Ministry of Marine and Blue Economy is seeking new funding to implement its ambitious 10-year policy, with officials acknowledging that public funding is insufficient for the scale of transformation envisioned.
Adegboyega Oyetola, said finance is the “lever that will attract long-term and progressive capital critical” and determine whether the ministry’s goals take off.

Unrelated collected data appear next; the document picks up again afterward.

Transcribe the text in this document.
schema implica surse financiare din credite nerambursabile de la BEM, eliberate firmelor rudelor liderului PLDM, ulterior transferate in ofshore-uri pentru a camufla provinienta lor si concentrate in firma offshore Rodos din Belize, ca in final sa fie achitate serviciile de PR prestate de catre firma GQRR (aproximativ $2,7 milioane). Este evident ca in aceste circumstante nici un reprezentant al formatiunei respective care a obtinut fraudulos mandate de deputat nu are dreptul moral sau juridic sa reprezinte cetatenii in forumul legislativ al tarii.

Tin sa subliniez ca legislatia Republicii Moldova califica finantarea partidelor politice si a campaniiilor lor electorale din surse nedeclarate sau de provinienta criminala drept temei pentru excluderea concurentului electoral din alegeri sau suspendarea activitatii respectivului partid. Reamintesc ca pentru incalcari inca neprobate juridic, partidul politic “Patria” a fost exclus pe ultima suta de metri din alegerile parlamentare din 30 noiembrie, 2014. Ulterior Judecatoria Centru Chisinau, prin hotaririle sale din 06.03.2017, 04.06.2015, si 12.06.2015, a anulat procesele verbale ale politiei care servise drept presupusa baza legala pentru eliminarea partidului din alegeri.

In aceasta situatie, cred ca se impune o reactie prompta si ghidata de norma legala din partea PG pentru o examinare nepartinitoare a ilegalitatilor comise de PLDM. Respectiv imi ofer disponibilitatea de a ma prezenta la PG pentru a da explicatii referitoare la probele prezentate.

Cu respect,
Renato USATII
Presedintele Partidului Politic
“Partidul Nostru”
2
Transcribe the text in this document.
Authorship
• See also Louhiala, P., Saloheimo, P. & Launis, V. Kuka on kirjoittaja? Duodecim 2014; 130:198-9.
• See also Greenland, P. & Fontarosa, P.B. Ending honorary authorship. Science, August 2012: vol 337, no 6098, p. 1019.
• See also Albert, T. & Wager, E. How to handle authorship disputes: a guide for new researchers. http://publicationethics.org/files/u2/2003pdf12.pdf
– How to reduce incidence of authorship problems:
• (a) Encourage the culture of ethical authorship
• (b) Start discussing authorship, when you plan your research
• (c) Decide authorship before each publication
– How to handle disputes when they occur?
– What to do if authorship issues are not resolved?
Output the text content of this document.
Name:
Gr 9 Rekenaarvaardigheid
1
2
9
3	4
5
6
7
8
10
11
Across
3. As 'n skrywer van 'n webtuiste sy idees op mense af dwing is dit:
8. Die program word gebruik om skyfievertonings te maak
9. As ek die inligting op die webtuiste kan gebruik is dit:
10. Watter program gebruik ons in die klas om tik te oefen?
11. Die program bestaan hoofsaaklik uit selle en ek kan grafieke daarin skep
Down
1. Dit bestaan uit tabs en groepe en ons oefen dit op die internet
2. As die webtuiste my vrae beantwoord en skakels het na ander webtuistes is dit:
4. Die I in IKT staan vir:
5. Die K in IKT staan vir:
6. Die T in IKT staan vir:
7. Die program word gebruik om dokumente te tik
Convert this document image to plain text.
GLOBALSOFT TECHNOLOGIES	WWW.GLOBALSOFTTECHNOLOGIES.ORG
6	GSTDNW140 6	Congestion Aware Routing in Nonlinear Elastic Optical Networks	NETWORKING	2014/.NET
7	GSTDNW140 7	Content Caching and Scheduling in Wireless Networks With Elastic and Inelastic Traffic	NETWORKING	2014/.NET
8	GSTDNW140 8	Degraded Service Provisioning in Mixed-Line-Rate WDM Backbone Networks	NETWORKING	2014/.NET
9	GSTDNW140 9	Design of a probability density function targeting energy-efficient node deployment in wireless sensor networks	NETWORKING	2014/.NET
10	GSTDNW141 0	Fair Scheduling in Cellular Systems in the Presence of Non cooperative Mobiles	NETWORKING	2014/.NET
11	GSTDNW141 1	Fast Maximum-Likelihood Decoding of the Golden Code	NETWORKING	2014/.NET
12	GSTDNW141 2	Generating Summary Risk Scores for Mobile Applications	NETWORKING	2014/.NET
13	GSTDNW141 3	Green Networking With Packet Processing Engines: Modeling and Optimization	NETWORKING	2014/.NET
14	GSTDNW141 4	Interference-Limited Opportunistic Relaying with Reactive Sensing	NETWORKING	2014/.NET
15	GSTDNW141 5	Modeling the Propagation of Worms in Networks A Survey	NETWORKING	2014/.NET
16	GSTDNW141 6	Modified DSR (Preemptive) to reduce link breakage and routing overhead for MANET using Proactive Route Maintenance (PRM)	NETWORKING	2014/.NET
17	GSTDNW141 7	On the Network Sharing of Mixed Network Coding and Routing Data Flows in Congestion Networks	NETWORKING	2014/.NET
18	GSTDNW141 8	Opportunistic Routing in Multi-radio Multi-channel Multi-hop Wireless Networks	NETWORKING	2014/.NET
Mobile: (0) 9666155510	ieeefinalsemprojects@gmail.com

“Resources we currently receive from the national budget are grossly inadequate compared to the enormous responsibility before the ministry and sector,” he warned.
He described public funding not as charity but as “seed capital” that would unlock private investment adding that without it, Nigeria risks falling behind its neighbours while billions of naira continue to leak abroad through freight payments on foreign vessels.
He said “We have N24.6 trillion in pension assets, with 5 percent set aside for sustainability, including blue and green bonds,” he told stakeholders. “Each time green bonds have been issued, they have been oversubscribed. The money is there. The question is, how do you then get this money?”
The NGX reckons that once incorporated into the national budget, the Debt Management Office could issue the bonds, attracting both domestic pension funds and international investors.
Yet even as officials push for creative financing, Oloruntola stressed that the first step remains legislative.
“Even the most innovative financial tools and private investments require a solid public funding base to thrive.
It would be noted that with government funding inadequate, the ministry and capital market operators see bonds as alternative financing.